28 May 2022

2018 was worst year on record for hospital overcrowding - INMO

108,227 patients went without hospital beds in 2018 – a record high, according to new analysis released by the Irish Nurses and Midwives Organisation.
The figures are a 9% increase on 2017, which was itself a record high. This is nearly double the number in 2006 (55,720), when INMO records began.
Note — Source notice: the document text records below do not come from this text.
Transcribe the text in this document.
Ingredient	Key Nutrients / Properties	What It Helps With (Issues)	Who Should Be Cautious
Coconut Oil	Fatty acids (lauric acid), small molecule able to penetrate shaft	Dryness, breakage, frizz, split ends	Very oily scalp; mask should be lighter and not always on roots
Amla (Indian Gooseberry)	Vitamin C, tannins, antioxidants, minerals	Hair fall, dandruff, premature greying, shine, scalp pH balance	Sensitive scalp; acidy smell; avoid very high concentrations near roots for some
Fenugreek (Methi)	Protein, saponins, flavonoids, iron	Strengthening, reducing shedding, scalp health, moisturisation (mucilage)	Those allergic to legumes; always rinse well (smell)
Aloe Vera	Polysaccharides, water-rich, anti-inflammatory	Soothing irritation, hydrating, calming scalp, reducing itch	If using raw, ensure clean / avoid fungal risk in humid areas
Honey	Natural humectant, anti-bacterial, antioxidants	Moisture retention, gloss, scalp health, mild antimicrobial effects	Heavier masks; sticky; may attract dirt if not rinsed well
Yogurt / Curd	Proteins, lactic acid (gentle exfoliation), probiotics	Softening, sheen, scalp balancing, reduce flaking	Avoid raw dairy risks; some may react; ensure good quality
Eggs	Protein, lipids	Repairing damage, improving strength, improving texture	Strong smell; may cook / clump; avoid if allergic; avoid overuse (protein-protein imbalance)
Sligo University Hospital had a total of 4,183, which was almost double the figure of 2017. In Cavan General Hospital in the same period the number of people on trolleys was 619.
2018’s months with the highest figures were January (12,201), February (10,772) and March (10,511).
The worst-hit hospitals included:Limerick University Hospital – 11,437
Cork University Hospital – 9,135
Galway University Hospital – 7,452
Midlands Regional Hospital, Tullamore – 5,831
Tallaght University Hospital – 5,432
Smaller hospitals also saw record overcrowding. South Tipp General Hospital, for example, had 5,201 patients on trolleys this year.
The INMO blames the crisis on low capacity and understaffing. The organisation has asked the government to work with the INMO to develop real proposals that will resolve the recruitment and retention crisis in nursing.
This has not happened, and 95% of INMO nurses and midwives voted in favour of industrial action. The INMO Executive will meet on the 7th and 8th of January to set dates for strikes.
INMO General Secretary Phil Ní Sheaghdha said, “Despite the government spin, 2018 was the worst year on record for overcrowding. Negative records were set throughout the year, with over 100,000 admitted patients forced to wait on trolleys and chairs, without a proper bed. We know that this dramatically worsens outcomes for our patients.
“The health service does not have enough beds to support our population. More beds means more nurses, but the HSE simply can’t hire enough on these wages. It’s beyond time for the government to engage proactively with the INMO to resolve the crisis in Irish nursing and midwifery.
“Patients should be focused on recovering, but instead have to worry about waiting times, understaffing and a lack of beds. 2019 must see real changes in policy and funding to resolve this once and for all.”